30.08.2018

Les scientifiques donnent dans leur étude un aperçu très complet du paysage spatio-temporel de la transcription de l’ADN du blé polyploïde. « Pour la première fois, nous sommes à même d’assigner aux sous-génomes individuels leur part dans l’expression des caractéristiques et d’analyser l’expression des gènes à l’aide de réseaux de régulation », explique le professeur Andrea Bräutigam, qui a participé au projet à l’IPK. « Ce qui est frappant, poursuit-elle, c’est qu’il existe des différences majeures dans l’expression des gènes, en particulier aux extrémités des chromosomes, qui codent des caractéristiques agronomiques importantes. »

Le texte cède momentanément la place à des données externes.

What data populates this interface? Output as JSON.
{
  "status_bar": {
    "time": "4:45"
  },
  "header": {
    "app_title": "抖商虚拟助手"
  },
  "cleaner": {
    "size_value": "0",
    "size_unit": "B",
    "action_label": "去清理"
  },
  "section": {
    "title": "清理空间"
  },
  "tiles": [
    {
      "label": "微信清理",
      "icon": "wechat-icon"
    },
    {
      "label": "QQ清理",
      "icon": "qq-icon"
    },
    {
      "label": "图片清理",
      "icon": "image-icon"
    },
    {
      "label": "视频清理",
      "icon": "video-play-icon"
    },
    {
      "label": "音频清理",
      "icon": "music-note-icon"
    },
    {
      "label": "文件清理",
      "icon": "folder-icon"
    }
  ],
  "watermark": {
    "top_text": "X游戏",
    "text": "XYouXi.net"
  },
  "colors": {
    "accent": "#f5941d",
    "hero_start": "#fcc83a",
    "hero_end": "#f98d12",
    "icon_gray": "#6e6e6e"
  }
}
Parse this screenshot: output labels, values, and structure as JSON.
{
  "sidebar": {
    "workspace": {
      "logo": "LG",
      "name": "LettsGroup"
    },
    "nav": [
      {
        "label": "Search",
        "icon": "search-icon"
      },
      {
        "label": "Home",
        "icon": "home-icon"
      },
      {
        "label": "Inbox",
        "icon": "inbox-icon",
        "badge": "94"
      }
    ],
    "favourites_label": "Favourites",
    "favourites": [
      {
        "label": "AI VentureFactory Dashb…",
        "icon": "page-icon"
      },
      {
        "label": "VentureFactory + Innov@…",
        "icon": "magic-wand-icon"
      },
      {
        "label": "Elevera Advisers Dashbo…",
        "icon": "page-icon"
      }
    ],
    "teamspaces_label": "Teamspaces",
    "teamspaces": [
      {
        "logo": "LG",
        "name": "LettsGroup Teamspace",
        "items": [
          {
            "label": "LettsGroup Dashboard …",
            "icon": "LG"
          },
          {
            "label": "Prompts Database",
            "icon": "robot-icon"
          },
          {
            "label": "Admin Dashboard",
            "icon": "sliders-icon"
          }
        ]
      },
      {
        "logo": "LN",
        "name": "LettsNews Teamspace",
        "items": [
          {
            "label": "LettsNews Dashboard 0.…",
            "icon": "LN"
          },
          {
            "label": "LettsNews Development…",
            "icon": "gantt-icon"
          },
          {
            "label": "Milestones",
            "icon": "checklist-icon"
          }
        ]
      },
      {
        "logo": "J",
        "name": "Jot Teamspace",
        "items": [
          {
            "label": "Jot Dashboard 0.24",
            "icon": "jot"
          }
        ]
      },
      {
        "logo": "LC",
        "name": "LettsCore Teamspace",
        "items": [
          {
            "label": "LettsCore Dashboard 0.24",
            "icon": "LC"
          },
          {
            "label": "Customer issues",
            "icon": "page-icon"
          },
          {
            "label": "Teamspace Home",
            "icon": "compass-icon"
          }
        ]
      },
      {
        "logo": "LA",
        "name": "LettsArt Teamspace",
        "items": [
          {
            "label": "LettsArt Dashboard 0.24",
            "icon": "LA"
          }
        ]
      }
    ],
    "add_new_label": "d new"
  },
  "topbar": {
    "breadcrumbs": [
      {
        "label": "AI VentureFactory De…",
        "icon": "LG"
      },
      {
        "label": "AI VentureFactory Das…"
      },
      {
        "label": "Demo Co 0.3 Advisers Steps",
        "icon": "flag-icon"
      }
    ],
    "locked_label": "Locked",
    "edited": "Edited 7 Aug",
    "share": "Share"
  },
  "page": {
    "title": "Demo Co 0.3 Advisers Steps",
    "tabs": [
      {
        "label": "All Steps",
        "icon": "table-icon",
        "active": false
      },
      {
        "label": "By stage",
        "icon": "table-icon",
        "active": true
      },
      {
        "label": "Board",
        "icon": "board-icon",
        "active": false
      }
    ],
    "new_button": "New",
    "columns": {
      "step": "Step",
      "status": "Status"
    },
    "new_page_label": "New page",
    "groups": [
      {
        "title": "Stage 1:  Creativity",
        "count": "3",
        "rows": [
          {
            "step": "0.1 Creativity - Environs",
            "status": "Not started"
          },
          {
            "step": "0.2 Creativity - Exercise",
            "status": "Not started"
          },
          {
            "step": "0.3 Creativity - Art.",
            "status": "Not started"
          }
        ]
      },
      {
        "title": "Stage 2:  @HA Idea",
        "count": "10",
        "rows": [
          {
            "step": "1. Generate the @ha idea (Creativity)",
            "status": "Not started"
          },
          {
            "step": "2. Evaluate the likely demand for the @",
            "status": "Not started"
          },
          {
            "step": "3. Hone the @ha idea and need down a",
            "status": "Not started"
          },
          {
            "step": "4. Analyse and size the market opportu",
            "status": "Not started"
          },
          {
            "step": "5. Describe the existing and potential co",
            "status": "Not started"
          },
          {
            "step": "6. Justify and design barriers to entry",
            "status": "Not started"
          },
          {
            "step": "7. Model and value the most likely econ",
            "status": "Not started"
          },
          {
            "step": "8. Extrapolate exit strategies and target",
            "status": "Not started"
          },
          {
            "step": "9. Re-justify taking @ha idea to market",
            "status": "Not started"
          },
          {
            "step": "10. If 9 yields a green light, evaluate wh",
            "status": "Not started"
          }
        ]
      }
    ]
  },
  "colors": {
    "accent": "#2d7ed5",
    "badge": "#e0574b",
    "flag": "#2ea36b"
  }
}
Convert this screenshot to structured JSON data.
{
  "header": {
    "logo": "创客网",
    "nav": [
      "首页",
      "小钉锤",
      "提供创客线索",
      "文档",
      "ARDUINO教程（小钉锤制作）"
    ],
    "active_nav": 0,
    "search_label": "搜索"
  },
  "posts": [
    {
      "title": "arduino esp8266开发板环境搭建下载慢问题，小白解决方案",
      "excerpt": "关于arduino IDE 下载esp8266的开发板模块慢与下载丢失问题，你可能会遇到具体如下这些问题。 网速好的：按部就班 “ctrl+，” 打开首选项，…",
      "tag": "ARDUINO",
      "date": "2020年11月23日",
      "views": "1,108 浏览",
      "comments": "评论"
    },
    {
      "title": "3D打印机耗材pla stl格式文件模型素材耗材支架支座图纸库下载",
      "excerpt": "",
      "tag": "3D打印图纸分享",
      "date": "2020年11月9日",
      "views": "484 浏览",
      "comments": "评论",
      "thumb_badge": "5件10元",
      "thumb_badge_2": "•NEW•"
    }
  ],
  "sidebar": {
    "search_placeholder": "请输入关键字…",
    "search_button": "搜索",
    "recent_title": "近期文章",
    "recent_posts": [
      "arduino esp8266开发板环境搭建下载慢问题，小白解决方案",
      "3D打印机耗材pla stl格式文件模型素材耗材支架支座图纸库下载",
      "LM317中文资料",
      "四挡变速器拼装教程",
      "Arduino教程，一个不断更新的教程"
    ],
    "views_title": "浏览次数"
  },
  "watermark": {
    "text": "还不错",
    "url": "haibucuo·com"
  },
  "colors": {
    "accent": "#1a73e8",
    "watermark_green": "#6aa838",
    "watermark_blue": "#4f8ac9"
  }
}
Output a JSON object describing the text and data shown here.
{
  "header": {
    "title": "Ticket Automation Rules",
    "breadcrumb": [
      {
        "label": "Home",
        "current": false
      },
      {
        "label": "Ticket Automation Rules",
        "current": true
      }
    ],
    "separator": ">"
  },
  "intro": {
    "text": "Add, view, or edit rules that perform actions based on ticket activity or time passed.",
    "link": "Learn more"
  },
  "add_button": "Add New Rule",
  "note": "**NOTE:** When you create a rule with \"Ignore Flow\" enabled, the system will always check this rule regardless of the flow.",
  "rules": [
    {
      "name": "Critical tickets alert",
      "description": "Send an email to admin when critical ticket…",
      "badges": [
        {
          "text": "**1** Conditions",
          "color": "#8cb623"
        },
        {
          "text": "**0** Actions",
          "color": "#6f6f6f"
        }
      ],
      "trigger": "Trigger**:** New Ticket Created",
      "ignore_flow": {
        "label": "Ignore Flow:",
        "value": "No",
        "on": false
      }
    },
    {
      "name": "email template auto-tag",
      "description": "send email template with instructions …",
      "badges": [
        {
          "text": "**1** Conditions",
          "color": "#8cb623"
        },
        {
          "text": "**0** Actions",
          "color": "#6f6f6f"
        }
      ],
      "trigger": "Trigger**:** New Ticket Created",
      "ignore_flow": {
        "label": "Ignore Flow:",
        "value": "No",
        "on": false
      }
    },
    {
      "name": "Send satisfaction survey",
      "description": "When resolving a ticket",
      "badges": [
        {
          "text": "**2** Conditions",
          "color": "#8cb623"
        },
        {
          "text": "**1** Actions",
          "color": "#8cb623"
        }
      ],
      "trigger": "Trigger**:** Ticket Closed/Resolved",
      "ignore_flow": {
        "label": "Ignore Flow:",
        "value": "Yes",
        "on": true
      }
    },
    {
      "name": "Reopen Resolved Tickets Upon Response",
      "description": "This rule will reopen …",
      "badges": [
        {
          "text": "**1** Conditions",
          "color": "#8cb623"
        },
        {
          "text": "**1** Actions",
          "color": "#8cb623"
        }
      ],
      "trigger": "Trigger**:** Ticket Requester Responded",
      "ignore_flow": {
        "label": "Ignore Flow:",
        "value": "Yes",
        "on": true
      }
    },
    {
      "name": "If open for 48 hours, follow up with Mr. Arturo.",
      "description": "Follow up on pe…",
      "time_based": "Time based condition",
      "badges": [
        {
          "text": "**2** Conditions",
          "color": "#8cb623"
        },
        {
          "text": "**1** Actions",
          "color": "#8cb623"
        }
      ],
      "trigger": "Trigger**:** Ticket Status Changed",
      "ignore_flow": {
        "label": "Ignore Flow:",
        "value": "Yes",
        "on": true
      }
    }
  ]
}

La condition préalable à l’étude consistait dans l’annotation exacte des séquences, laquelle s’est déroulée au Centre Helmholtz de Munich. « L’annotation des gènes et la création d’arbres généalogiques est d’une importance fondamentale pour en élucider la structure et la fonction. Il nous a été possible d’identifier précisément les loci géniques à l’aide d’algorithmes élaborés spécifiquement à cette fin », explique Daniel Lang, du Centre Helmholtz de Munich.

Le professeur Cristobal Uauy, chercheur principal de l’étude au John Innes Centre, déclare quant à lui que : « Notre compréhension des génomes a conduit à un progrès spectaculaire des pratiques de sélection et de culture pour d’autres plantes telles que le riz ou le maïs.